Spahn will die Beitragszahler per Gesetz zum einen dadurch besser
stellen, dass - wie im Koalitionsvertrag vorgesehen - die bisher
allein von ihnen zu zahlenden Zusatzbeiträge ab Anfang 2019 zu
gleichen Teilen von Arbeitgebern und Arbeitnehmern getragen werden.
Kassenmitglieder und Rentner sollen um 6,9 Milliarden Euro entlastet
werden - im Gegenzug werden Arbeitgeber und Rentenversicherung um 6,9
Milliarden Euro belastet. Zudem will Spahn Kassen mit hohen
Finanzreserven zu deren Abbau verpflichten. Daraus ergibt sich nach
seinen Berechnungen ein Entlastungsvolumen von weiteren rund 4
Milliarden Euro.

In der «Frankfurter Allgemeinen Zeitung » (Montag) verteidigte Spahn
seine Pläne: «Es geht bei unserem Vorschlag um
einen Abbau von maximal 4,5 Milliarden Euro von derzeit 20
Milliarden Euro Rücklagen bei den Krankenkassen»,
erläuterte der Minister. Mit den weiteren rund 9 Milliarden
Euro an Rücklagen beim Gesundheitsfonds, der zentralen
Beitragssammelstelle der gesetzlichen Krankenversicherung,
stünden daher trotz Entlastung noch 24 Milliarden Euro
als Rücklagen bereit. «Das Geld für die nötigen Reformen geht uns
also nicht aus.»

Der stellvertretende FDP-Fraktionsvorsitzende Michael Theurer
kritisierte die vorgesehene Belastung der Arbeitgeber. Dies zeige,
«dass die Union nichts verstanden hat», erklärte er am Samstag. «We
nn
die Sonne scheint, muss man das Dach flicken. Wir müssen heute die
Voraussetzungen für die zukünftige Wettbewerbsfähigkeit der deutschen

Wirtschaft schaffen. Die Beitragserhöhung für Arbeitgeber ist da ein
fatales Signal.» Die geplante Pflicht zur Abschmelzung der Rücklagen
sei hingegen ein Schritt in die richtige Richtung, «denn Sozialkassen
sind keine Sparkassen».

Kritik kam auch von der Deutschen Stiftung Patientenschutz: «Bevor
sich Bundesgesundheitsminister Jens Spahn als Beitragssenker feiern
lassen kann, muss er seine Hausaufgaben machen», sagte der
Vorsitzende Eugen Brysch der Deutschen Presse-Agentur. Schließlich
explodierten gerade die Kosten der Pflegeheimbewohner, unter anderem
weil sie die medizinische Behandlungspflege als Teil des jeweiligen
Eigenanteils selbst zahlen müssten. Das seien für jeden der 780 000
betroffenen Pflegebedürftigen im Heim monatlich 300 Euro.
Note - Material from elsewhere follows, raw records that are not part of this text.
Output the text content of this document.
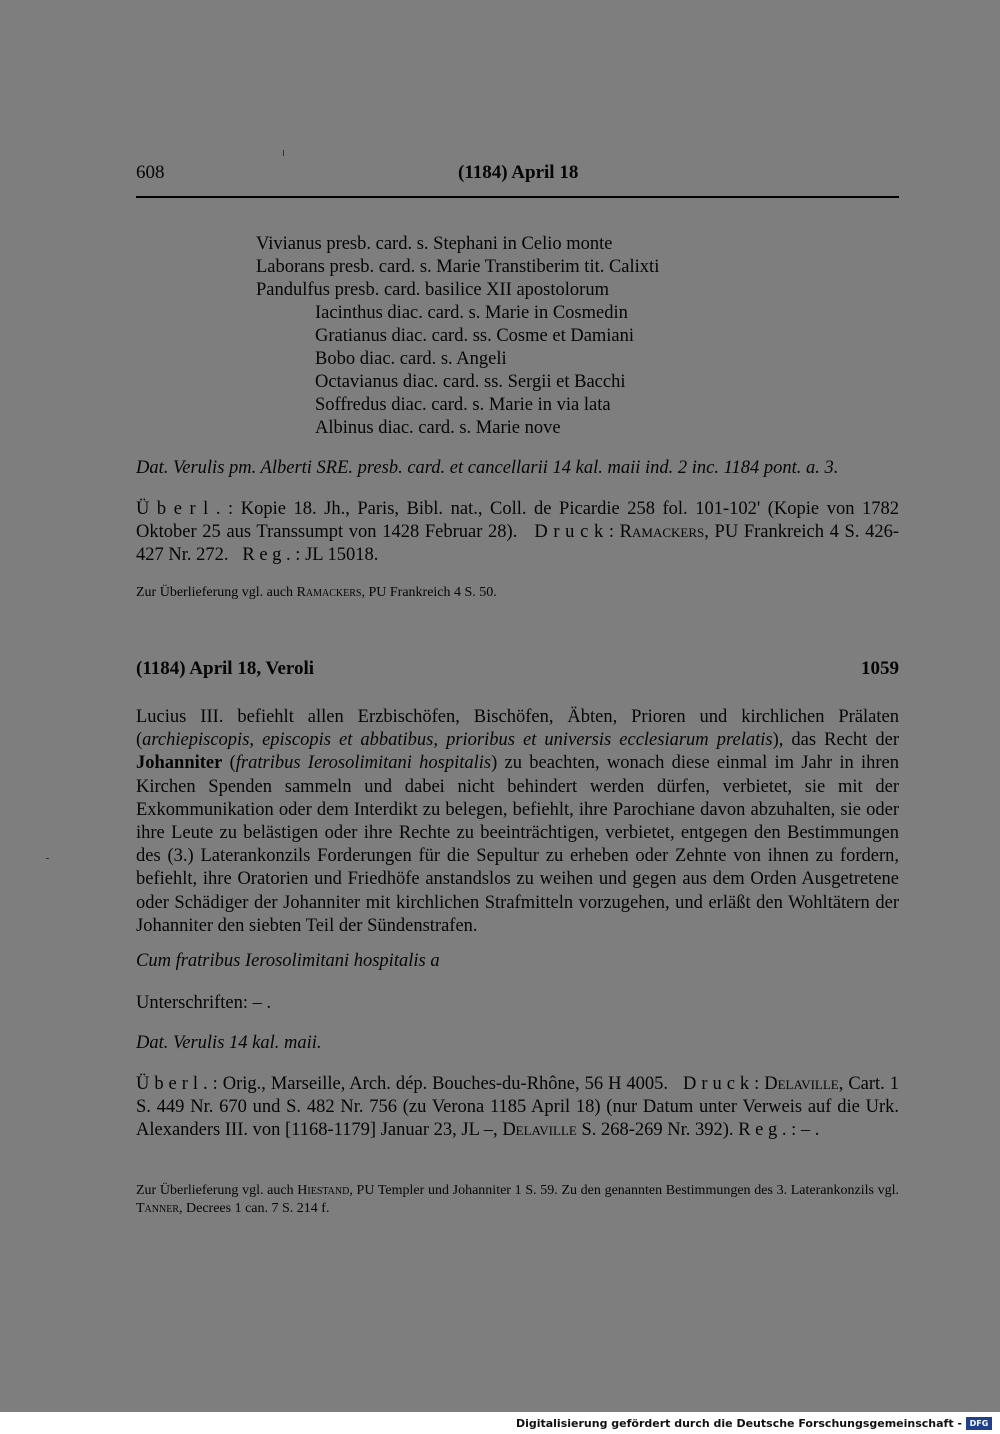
608	(1184) April 18
Vivianus presb. card. s. Stephani in Celio monte
Laborans presb. card. s. Marie Transtiberim tit. Calixti
Pandulfus presb. card. basilice XII apostolorum
Iacinthus diac. card. s. Marie in Cosmedin
Gratianus diac. card. ss. Cosme et Damiani
Bobo diac. card. s. Angeli
Octavianus diac. card. ss. Sergii et Bacchi
Soffredus diac. card. s. Marie in via lata
Albinus diac. card. s. Marie nove
Dat. Verulis pm. Alberti SRE. presb. card. et cancellarii 14 kal. maii ind. 2 inc. 1184 pont. a. 3.
Ü b e r l . : Kopie 18. Jh., Paris, Bibl. nat., Coll. de Picardie 258 fol. 101-102' (Kopie von 1782 Oktober 25 aus Transsumpt von 1428 Februar 28). D r u c k : Ramackers, PU Frankreich 4 S. 426-427 Nr. 272. R e g . : JL 15018.
Zur Überlieferung vgl. auch Ramackers, PU Frankreich 4 S. 50.
(1184) April 18, Veroli	1059
Lucius III. befiehlt allen Erzbischöfen, Bischöfen, Äbten, Prioren und kirchlichen Prälaten (archiepiscopis, episcopis et abbatibus, prioribus et universis ecclesiarum prelatis), das Recht der Johanniter (fratribus Ierosolimitani hospitalis) zu beachten, wonach diese einmal im Jahr in ihren Kirchen Spenden sammeln und dabei nicht behindert werden dürfen, verbietet, sie mit der Exkommunikation oder dem Interdikt zu belegen, befiehlt, ihre Parochiane davon abzuhalten, sie oder ihre Leute zu belästigen oder ihre Rechte zu beeinträchtigen, verbietet, entgegen den Bestimmungen des (3.) Laterankonzils Forderungen für die Sepultur zu erheben oder Zehnte von ihnen zu fordern, befiehlt, ihre Oratorien und Friedhöfe anstandslos zu weihen und gegen aus dem Orden Ausgetretene oder Schädiger der Johanniter mit kirchlichen Strafmitteln vorzugehen, und erläßt den Wohltätern der Johanniter den siebten Teil der Sündenstrafen.
Cum fratribus Ierosolimitani hospitalis a
Unterschriften: – .
Dat. Verulis 14 kal. maii.
Ü b e r l . : Orig., Marseille, Arch. dép. Bouches-du-Rhône, 56 H 4005. D r u c k : Delaville, Cart. 1 S. 449 Nr. 670 und S. 482 Nr. 756 (zu Verona 1185 April 18) (nur Datum unter Verweis auf die Urk. Alexanders III. von [1168-1179] Januar 23, JL –, Delaville S. 268-269 Nr. 392). R e g . : – .
Zur Überlieferung vgl. auch Hiestand, PU Templer und Johanniter 1 S. 59. Zu den genannten Bestimmungen des 3. Laterankonzils vgl. Tanner, Decrees 1 can. 7 S. 214 f.
Digitalisierung gefördert durch die Deutsche Forschungsgemeinschaft - DFG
«Diese insgesamt drei Milliarden Euro jährlich müssen jetzt von der
gesetzlichen Krankenversicherung übernommen werden», verlangte
Brysch. Es könne nicht sein, dass Pflegebedürftige in Heimen
schlechter gestellt werden als zuhause. Denn hier zahlt die
gesetzliche Krankenversicherung die medizinische Behandlungspflege
schon immer in vollem Umfang.»

Spahns Entlastungspläne waren auch schon vom Koalitionspartner SPD
kritisiert worden. SPD-Fraktionsvize Karl Lauterbach sagte den
Zeitungen der Funke Mediengruppe, das Geld werde dringend für die
Finanzierung der Pflege gebraucht. «Wenn wir jetzt die Rücklagen der
Kassen abschmelzen, haben wir auf Dauer nicht genug Mittel, um gegen
den Pflegenotstand anzugehen.» Spahns Vorschlag werde dazu führen,
dass die Krankenkassenbeiträge schon in dieser Wahlperiode wieder
steigen müssten. «Wir werden ihn so nicht mittragen.»